Tidak semua Uleebalang bersikap sewenang-wenang dan berpihak kepada Belanda. Sejarah mencatat adanya perpecahan di kalangan Uleebalang, di mana sebagian kecil memilih untuk mendukung perjuangan kemerdekaan dan bekerjasama dengan ulama dan rakyat.

Di masa awal kemerdekaan, terutama menjelang Peristiwa Cumbok, kubu Uleebalang tidak sepenuhnya solid. Ada Uleebalang yang mendukung kemerdekaan dan Ulama, namun ada juga yang tetap menolak proklamasi Indonesia dan merindukan kembalinya Belanda.

Salah satu tokoh Uleebalang yang menonjol sebagai pendukung kemerdekaan adalah Teuku Nyak Arif. Meskipun berasal dari kaum bangsawan dan sempat menjabat sebagai Residen Aceh pertama di bawah pemerintahan Republik Indonesia, ia dikenal sebagai tokoh yang berani menentang Belanda dan Jepang.

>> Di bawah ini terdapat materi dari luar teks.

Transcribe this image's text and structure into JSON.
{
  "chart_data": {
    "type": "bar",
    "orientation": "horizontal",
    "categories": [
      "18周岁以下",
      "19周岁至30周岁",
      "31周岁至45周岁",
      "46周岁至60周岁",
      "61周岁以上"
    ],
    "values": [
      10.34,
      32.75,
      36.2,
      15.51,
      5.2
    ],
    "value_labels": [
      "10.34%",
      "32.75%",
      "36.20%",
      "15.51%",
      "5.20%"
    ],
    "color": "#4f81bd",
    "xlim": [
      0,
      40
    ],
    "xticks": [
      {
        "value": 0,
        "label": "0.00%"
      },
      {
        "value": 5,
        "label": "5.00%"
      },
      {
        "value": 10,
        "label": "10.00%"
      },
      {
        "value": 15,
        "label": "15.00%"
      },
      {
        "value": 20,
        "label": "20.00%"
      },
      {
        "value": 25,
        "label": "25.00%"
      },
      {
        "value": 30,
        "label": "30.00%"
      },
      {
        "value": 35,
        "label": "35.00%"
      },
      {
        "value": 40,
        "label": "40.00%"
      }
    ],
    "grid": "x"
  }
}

Ia bahkan memimpin gerakan bawah tanah melawan Belanda sejak tahun 1932 dan menolak tunduk pada kolonial.

Beberapa Uleebalang juga terbukti mendukung perjuangan melawan Belanda. Contohnya adalah Uleebalang yang mendukung perlawanan Cut Nyak Dhien.

Meskipun ada Uleebalang yang pro-kemerdekaan, Revolusi Sosial di Aceh menimbulkan gejolak yang sangat besar.

Sentimen anti-Uleebalang yang kuat di kalangan rakyat dan PUSA membuat banyak Uleebalang dicurigai, bahkan yang mendukung perjuangan kemerdekaan. Teuku Nyak Arif sendiri, meskipun pro-Republik Indonesia, akhirnya ditangkap dan meninggal dalam pengasingan di Takengon karena dianggap masih mewakili kekuasaan feodal yang ingin dilucuti oleh gerakan revolusioner.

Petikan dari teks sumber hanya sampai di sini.